- Madhau Location in Uttar Pradesh, India
- Coordinates: 27°13′48″N 78°59′34″E﻿ / ﻿27.23002°N 78.99269°E
- Country: India
- State: Uttar Pradesh
- District: Mainpuri
- Tehsil: Mainpuri

Area
- • Total: 2.448 km^{2} (0.945 sq mi)

Population (2011)
- • Total: 4,118
- • Density: 1,682/km^{2} (4,357/sq mi)
- Time zone: UTC+5:30 (IST)

= Madhau =

Village in Uttar Pradesh, India

Madhau is a village in Mainpuri block of Mainpuri district, Uttar Pradesh, India. As of 2011, it had a population of 4,118, in 719 households.

== Demographics ==
As of 2011, Madhau had a population of 4,118, in 719 households. This population was 52.8% male (2,176) and 47.2% female (1,942). The 0-6 age group numbered 703 (361 male and 342 female), or 17.1% of the total population. 1,081 residents were members of Scheduled Castes, or 26.3% of the total.

The 1981 census recorded Madhau as having a population of 1,658 people, in 284 households.

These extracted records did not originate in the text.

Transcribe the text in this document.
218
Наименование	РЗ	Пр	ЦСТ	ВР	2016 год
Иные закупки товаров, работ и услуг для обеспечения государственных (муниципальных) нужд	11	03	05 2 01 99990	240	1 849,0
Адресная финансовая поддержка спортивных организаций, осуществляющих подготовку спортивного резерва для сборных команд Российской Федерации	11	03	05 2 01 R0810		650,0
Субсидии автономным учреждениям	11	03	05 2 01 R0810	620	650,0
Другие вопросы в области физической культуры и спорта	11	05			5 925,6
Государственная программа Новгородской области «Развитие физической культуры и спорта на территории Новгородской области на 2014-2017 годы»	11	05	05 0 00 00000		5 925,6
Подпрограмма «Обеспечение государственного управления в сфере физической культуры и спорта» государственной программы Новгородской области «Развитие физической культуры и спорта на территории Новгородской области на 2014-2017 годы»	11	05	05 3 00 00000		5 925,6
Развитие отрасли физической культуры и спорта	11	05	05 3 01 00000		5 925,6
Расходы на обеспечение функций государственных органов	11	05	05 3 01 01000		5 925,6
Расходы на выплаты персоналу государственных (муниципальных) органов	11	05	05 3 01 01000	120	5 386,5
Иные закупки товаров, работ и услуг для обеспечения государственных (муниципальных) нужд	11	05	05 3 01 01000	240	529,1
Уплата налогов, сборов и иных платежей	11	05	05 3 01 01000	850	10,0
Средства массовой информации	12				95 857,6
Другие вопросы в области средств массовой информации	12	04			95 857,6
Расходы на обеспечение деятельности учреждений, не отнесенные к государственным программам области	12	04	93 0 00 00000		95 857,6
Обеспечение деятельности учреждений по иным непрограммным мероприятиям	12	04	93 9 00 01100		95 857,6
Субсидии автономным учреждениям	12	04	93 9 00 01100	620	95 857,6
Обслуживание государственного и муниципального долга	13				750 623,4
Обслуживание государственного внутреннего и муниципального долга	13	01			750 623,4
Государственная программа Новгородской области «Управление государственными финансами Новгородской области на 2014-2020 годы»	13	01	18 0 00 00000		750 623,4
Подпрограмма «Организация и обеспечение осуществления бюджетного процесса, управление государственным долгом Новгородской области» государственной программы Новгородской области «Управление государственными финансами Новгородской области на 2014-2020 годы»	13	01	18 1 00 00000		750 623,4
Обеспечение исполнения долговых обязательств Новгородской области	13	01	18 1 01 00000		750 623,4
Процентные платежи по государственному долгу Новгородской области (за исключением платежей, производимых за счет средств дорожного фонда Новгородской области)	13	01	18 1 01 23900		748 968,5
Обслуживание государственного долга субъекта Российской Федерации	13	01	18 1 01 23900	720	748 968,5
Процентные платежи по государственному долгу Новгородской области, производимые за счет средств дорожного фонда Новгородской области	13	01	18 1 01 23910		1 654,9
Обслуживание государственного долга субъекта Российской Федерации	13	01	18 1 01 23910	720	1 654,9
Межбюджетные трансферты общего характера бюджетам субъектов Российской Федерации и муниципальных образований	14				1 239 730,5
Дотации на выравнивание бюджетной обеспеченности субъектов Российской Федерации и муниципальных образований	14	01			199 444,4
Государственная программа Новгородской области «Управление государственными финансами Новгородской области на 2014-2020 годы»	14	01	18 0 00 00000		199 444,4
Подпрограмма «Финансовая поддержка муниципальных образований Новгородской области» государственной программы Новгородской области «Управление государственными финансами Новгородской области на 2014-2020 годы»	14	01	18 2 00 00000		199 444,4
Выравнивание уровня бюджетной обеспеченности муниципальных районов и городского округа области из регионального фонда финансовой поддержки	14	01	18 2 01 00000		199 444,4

The 1961 census recorded Madhau as comprising 4 hamlets, with a total population of 1,086 people (607 male and 479 female), in 183 households and 145 physical houses. The area of the village was given as 609 acres.

== Infrastructure ==
As of 2011, Madhau had 3 primary schools; it did not have any healthcare facilities. Drinking water was provided by hand pump; there were no public toilets. The village had a post office but no public library; there was at least some access to electricity for all purposes. Streets were made of both kachcha and pakka materials.